Many thanks Girvani Manoharan and Anelechi Ibekwe, our April student speakers from Aberdeen University. Two very interesting and very well received talks, great work!
The presence of fractures significantly influences the flow of fluids in a reservoir because of the large contrast in transmissibility between the fracture and the matrix. Therefore, more accurate prediction and characterisation of fractures hold significant potential for improving production by increasing the success and the efficiency of recovery processes. This paper discusses the crack propagation in a low strength Kirby sandstone sample (25 mm in diameter and 63 mm long) under triaxial stress conditions. The results demonstrate that combined neutron imaging with mechanical tests for macroscopic parameters provides new insights into the mechanics of fracture in geological materials.

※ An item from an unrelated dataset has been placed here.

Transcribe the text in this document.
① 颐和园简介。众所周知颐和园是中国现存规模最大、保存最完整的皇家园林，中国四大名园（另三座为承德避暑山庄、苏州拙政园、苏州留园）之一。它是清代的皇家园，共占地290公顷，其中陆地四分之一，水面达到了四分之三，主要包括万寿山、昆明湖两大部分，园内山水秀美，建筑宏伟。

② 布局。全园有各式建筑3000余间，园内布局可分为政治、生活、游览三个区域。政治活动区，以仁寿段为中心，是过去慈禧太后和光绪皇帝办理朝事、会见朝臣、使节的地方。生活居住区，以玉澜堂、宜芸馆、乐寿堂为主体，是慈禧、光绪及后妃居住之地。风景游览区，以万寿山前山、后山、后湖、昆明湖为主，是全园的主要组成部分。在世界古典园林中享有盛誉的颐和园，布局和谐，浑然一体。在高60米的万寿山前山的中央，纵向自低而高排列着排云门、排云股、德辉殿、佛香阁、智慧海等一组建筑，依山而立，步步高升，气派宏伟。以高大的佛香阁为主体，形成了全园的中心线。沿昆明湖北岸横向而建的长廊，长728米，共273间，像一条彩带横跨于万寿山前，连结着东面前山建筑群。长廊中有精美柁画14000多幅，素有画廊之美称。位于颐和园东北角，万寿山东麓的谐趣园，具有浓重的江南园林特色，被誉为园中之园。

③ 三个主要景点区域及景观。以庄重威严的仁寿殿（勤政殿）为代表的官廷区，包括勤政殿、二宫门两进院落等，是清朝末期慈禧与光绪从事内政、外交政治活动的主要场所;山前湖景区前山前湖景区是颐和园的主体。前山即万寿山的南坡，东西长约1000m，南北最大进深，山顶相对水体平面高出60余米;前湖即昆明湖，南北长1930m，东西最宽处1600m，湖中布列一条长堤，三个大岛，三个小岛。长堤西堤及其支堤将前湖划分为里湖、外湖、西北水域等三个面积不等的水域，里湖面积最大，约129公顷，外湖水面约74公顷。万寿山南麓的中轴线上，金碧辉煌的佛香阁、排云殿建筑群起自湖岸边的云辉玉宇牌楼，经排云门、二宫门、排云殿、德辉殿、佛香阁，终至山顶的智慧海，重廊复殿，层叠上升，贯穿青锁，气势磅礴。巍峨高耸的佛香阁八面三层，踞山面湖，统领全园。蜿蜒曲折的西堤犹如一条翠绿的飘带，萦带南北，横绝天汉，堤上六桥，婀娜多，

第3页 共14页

Biography – Girvani Manoharan
I have always held a passion for academia, the pursuit of knowledge, and the practical application of science. I have diverse qualifications spanning physics (BSc), computing (BSc), biomedical engineering (MSc), and petroleum engineering (MSc). In addition to my academic qualifications, I have extensive knowledge of the oil and gas sector having worked as a reservoir engineer for three international operators. I worked as an Operations focused reservoir Engineer with Centrica and Maersk Oil Qatar, and before that as an Exploitation Engineer (Reservoir Engineer) with CNR International covering a number of assets across the North Sea.
Biography – Anelechi Ibekwe
Anelechi obtained a BEng degree in Petroleum Engineering at the University of Port Harcourt, Nigeria, and an MSc degree in Petroleum Geoscience at the University of Manchester, UK. He is currently studying at the University of Aberdeen for a PhD in Engineering. His research is titled “pore-scale investigation of the impact of grain roughness on in situ contact angle distribution, trapping and recovery efficiencies”.